The latest update to Firefox comes with a patch to a critical vulnerability that's being abused by hackers, says Mozilla, the browser's maker. The flaw could let attackers take over your system, according to the US Cybersecurity and Infrastructure Security Agency.
That's about as serious as a vulnerability can get. The good news is that Mozilla, which prides itself on protecting user privacy, released the patch Wednesday. Even better: The company has automatic updates on by default.
Speedy updates are essential to stopping flaws from causing widespread damage, and cybersecurity experts say keeping software up to date is one of the most important things people can do to protect themselves from hackers.
"On Tuesday, January 7, 2020, Chinese security firm Qihoo 360 reported a vulnerability that was used as part of targeted attacks on a local network," a Mozilla spokesperson said in a statement. "We started shipping Firefox updates to address this security vulnerability the next morning." Qihoo 360 couldn't immediately be reached for comment.
According to ZDNet, the flaw is a type of memory bug that can let attackers execute code on a hacked system. Mozilla hasn't indicated whether there's more information on who was using the vulnerability, or who hackers were targeting.

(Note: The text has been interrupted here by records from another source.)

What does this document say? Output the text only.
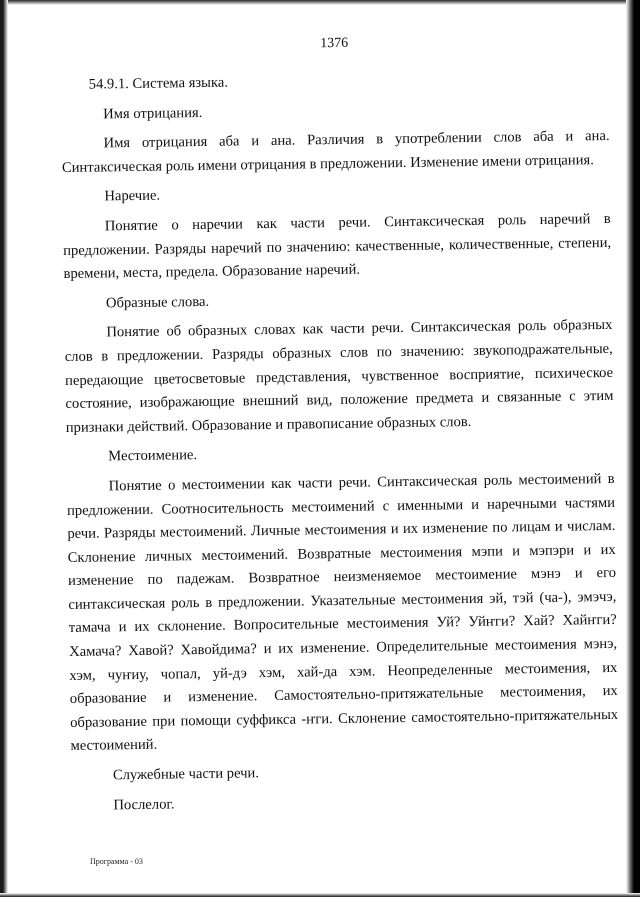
1376
54.9.1. Система языка.
Имя отрицания.
Имя отрицания аба и ана. Различия в употреблении слов аба и ана. Синтаксическая роль имени отрицания в предложении. Изменение имени отрицания.
Наречие.
Понятие о наречии как части речи. Синтаксическая роль наречий в предложении. Разряды наречий по значению: качественные, количественные, степени, времени, места, предела. Образование наречий.
Образные слова.
Понятие об образных словах как части речи. Синтаксическая роль образных слов в предложении. Разряды образных слов по значению: звукоподражательные, передающие цветосветовые представления, чувственное восприятие, психическое состояние, изображающие внешний вид, положение предмета и связанные с этим признаки действий. Образование и правописание образных слов.
Местоимение.
Понятие о местоимении как части речи. Синтаксическая роль местоимений в предложении. Соотносительность местоимений с именными и наречными частями речи. Разряды местоимений. Личные местоимения и их изменение по лицам и числам. Склонение личных местоимений. Возвратные местоимения мэпи и мэпэри и их изменение по падежам. Возвратное неизменяемое местоимение мэнэ и его синтаксическая роль в предложении. Указательные местоимения эй, тэй (ча-), эмэчэ, тамача и их склонение. Вопросительные местоимения Уй? Уйҥги? Хай? Хайҥги? Хамача? Хавой? Хавойдима? и их изменение. Определительные местоимения мэнэ, хэм, чуҥиу, чопал, уй-дэ хэм, хай-да хэм. Неопределенные местоимения, их образование и изменение. Самостоятельно-притяжательные местоимения, их образование при помощи суффикса -ҥги. Склонение самостоятельно-притяжательных местоимений.
Служебные части речи.
Послелог.
Программа - 03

To make sure you've got the latest version of Firefox, open your browser, click on "Firefox" in the top menu, and then select "About Firefox." A popup window will open and assess which version of the browser you're running. If you have an older version of the browser, it'll automatically update and then ask you to restart your browser. All your open windows will be restored.
CNET tested this feature and found the restart process took less than 5 seconds, and successfully reopened 13 tabs.